La demanderesse invoque, à l'appui de son pourvoi, les deux moyens de cassation annexés au présent arrêt.
Le dossier a été communiqué au procureur général.
Sur le rapport de M. Rovinski, conseiller, les observations de la SCP Waquet, Farge et Hazan, avocat de la société [2], de la SCP Gatineau, Fattaccini et Rebeyrol, avocat de l'union de recouvrement des cotisations de sécurité sociale et d'allocations familiales (URSSAF) de Bretagne, et l'avis de M. de Monteynard, avocat général, après débats en l'audience publique du 11 janvier 2022 où étaient présents M. Pireyre, président, M. Rovinski, conseiller rapporteur, Mme Taillandier-Thomas, conseiller doyen, et Mme Aubagna, greffier de chambre,
la deuxième chambre civile de la Cour de cassation, composée des président et conseillers précités, après en avoir délibéré conformément à la loi, a rendu le présent arrêt ;
Faits et procédure
1. Selon l'arrêt attaqué (Rennes, 30 juin 2020), à la suite d'un contrôle en vue de la recherche des infractions de travail dissimulé, l'URSSAF de Bretagne (l'URSSAF) a notifié à la société « [2] » (la société) une lettre d'observations du 14 février 2013, suivie d'une mise en demeure de payer du 5 juin 2013.
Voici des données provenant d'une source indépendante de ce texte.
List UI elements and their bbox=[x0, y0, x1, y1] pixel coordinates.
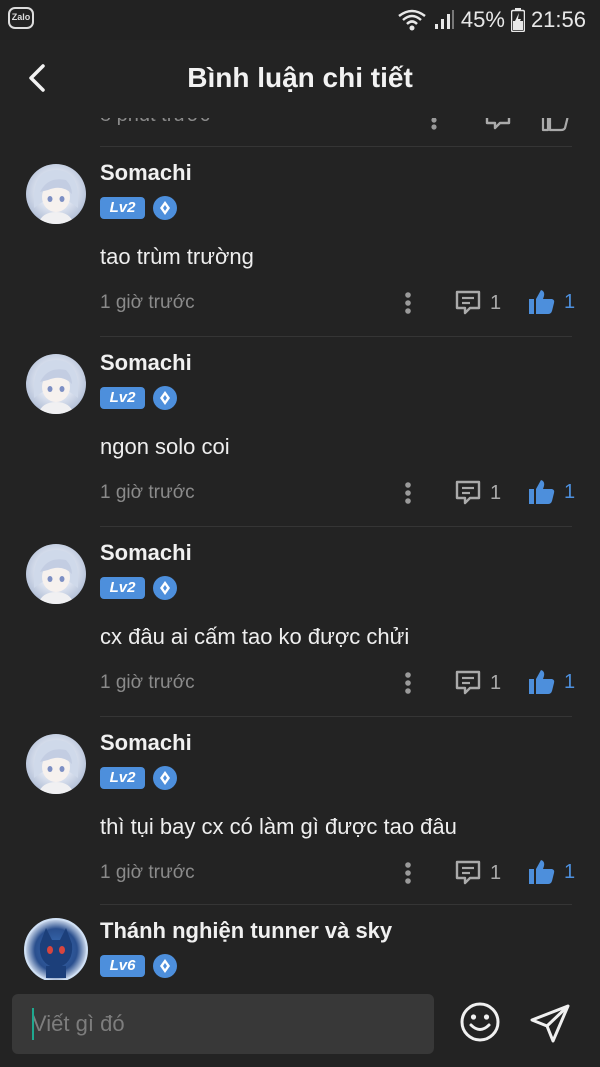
user-badges: Lv2 bbox=[100, 766, 177, 790]
thumbs-up-icon bbox=[529, 290, 555, 314]
user-badges: Lv2 bbox=[100, 196, 177, 220]
thumbs-up-icon bbox=[529, 860, 555, 884]
more-vertical-icon bbox=[405, 292, 411, 314]
level-badge: Lv2 bbox=[100, 197, 145, 219]
reply-count: 1 bbox=[490, 861, 502, 884]
send-icon bbox=[530, 1004, 570, 1043]
rank-badge-icon bbox=[153, 576, 177, 600]
reply-count: 1 bbox=[490, 291, 502, 314]
like-button[interactable]: 1 bbox=[528, 286, 575, 318]
comment-icon bbox=[455, 860, 481, 885]
page-title: Bình luận chi tiết bbox=[187, 62, 413, 93]
comment-item: Somachi Lv2 tao trùm trường 1 giờ trước … bbox=[0, 146, 600, 336]
user-badges: Lv6 bbox=[100, 954, 177, 978]
reply-button[interactable]: 1 bbox=[454, 668, 501, 698]
wifi-icon bbox=[397, 8, 427, 32]
avatar[interactable] bbox=[26, 544, 86, 604]
avatar[interactable] bbox=[26, 354, 86, 414]
reply-button[interactable]: 1 bbox=[454, 858, 501, 888]
comment-text: thì tụi bay cx có làm gì được tao đâu bbox=[100, 814, 457, 839]
level-badge: Lv2 bbox=[100, 767, 145, 789]
signal-icon bbox=[433, 9, 455, 31]
more-vertical-icon bbox=[405, 482, 411, 504]
app-screen: Zalo 45% 21:56 Bình luận chi tiết Somach… bbox=[0, 0, 600, 1067]
author-name[interactable]: Thánh nghiện tunner và sky bbox=[100, 918, 392, 944]
avatar[interactable] bbox=[24, 918, 88, 980]
author-name[interactable]: Somachi bbox=[100, 160, 192, 186]
thumbs-up-icon bbox=[529, 670, 555, 694]
reply-count: 1 bbox=[490, 671, 502, 694]
more-options-button[interactable] bbox=[398, 288, 418, 318]
comment-icon bbox=[455, 670, 481, 695]
avatar[interactable] bbox=[26, 164, 86, 224]
rank-badge-icon bbox=[153, 766, 177, 790]
comment-item: Thánh nghiện tunner và sky Lv6 bbox=[0, 904, 600, 980]
like-count: 1 bbox=[564, 670, 576, 693]
like-count: 1 bbox=[564, 480, 576, 503]
comment-text: tao trùm trường bbox=[100, 244, 254, 269]
author-name[interactable]: Somachi bbox=[100, 350, 192, 376]
rank-badge-icon bbox=[153, 386, 177, 410]
comment-time: 1 giờ trước bbox=[100, 672, 195, 693]
comment-item: Somachi Lv2 thì tụi bay cx có làm gì đượ… bbox=[0, 716, 600, 906]
comment-time: 1 giờ trước bbox=[100, 482, 195, 503]
clock: 21:56 bbox=[530, 7, 586, 32]
user-badges: Lv2 bbox=[100, 386, 177, 410]
status-indicators: 45% 21:56 bbox=[397, 6, 586, 34]
more-options-button[interactable] bbox=[398, 858, 418, 888]
comment-icon bbox=[455, 290, 481, 315]
author-name[interactable]: Somachi bbox=[100, 730, 192, 756]
avatar[interactable] bbox=[26, 734, 86, 794]
more-vertical-icon bbox=[405, 672, 411, 694]
zalo-app-icon: Zalo bbox=[8, 7, 34, 29]
more-options-button[interactable] bbox=[398, 668, 418, 698]
like-count: 1 bbox=[564, 290, 576, 313]
like-button[interactable]: 1 bbox=[528, 666, 575, 698]
send-button[interactable] bbox=[528, 1000, 574, 1046]
comment-text: ngon solo coi bbox=[100, 434, 230, 459]
comment-time: 1 giờ trước bbox=[100, 862, 195, 883]
comment-time: 1 giờ trước bbox=[100, 292, 195, 313]
more-options-button[interactable] bbox=[398, 478, 418, 508]
comment-list[interactable]: 8 phút trước bbox=[0, 96, 600, 980]
like-button[interactable]: 1 bbox=[528, 856, 575, 888]
user-badges: Lv2 bbox=[100, 576, 177, 600]
rank-badge-icon bbox=[153, 954, 177, 978]
smiley-icon bbox=[460, 1002, 500, 1042]
comment-input[interactable] bbox=[12, 994, 434, 1054]
reply-count: 1 bbox=[490, 481, 502, 504]
battery-icon bbox=[510, 8, 525, 32]
level-badge: Lv6 bbox=[100, 955, 145, 977]
reply-button[interactable]: 1 bbox=[454, 478, 501, 508]
text-cursor bbox=[32, 1008, 34, 1040]
list-top-fade bbox=[0, 96, 600, 118]
more-vertical-icon bbox=[405, 862, 411, 884]
rank-badge-icon bbox=[153, 196, 177, 220]
like-count: 1 bbox=[564, 860, 576, 883]
like-button[interactable]: 1 bbox=[528, 476, 575, 508]
comment-item: Somachi Lv2 cx đâu ai cấm tao ko được ch… bbox=[0, 526, 600, 716]
reply-button[interactable]: 1 bbox=[454, 288, 501, 318]
level-badge: Lv2 bbox=[100, 577, 145, 599]
level-badge: Lv2 bbox=[100, 387, 145, 409]
emoji-button[interactable] bbox=[458, 1000, 502, 1044]
status-bar: Zalo 45% 21:56 bbox=[0, 0, 600, 40]
comment-text: cx đâu ai cấm tao ko được chửi bbox=[100, 624, 410, 649]
author-name[interactable]: Somachi bbox=[100, 540, 192, 566]
thumbs-up-icon bbox=[529, 480, 555, 504]
comment-composer bbox=[0, 980, 600, 1067]
comment-icon bbox=[455, 480, 481, 505]
battery-percent: 45% bbox=[460, 7, 505, 32]
comment-item: Somachi Lv2 ngon solo coi 1 giờ trước 1 … bbox=[0, 336, 600, 526]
2. Contestant le bien-fondé de ce redressement, la société a saisi d'un recours une juridiction de sécurité sociale.
Examen des moyens
Sur le premier moyen
Enoncé du moyen
3. La société fait grief à l'arrêt de rejeter son recours, alors « que pour le calcul des cotisations des assurances sociales, des accidents du travail et des allocations familiales, sont considérées comme rémunérations toutes les sommes versées aux travailleurs en contrepartie ou à l'occasion d'un travail accompli dans un lien de subordination, ce lien étant caractérisé par l'exécution d'un travail sous l'autorité d'un employeur qui a le pouvoir de donner des ordres et des directives, d'en contrôler l'exécution et de sanctionner les manquements de son subordonné, le travail au sein d'un service organisé pouvant constituer un indice du lien de subordination lorsque l'employeur détermine unilatéralement les conditions l'exécution du travail ; qu'en jugeant que M. [V], inscrit au registre des agents commerciaux, était lié à la société par un contrat de travail salarié aux motifs que le contrat de prestations de services conclu entre eux ne correspondait pas aux fonctions d'un agent commercial, que M. [V] était dans une dépendance économique à l'égard de la société qui lui versait une rémunération forfaitaire, qu'il participait aux réunions de la société sur sa stratégie commerciale et les points d'activité et qu'enfin ses missions avaient été ultérieurement confiées à un salarié de l'entreprise embauché à cet effet, sans qu'aucune de ces constatations ne permette de révéler l'exercice par la société d'un pouvoir de direction de contrôle ou de sanction à son endroit, la cour d'appel qui n'a pas même relevé l'intégration de l'activité dans un service organisé, a statué par des motifs impropres à caractériser l'existence d'un lien de subordination juridique entre les contractants et a violé les articles L. 242-1 et L. 311-2 du code de la sécurité sociale. »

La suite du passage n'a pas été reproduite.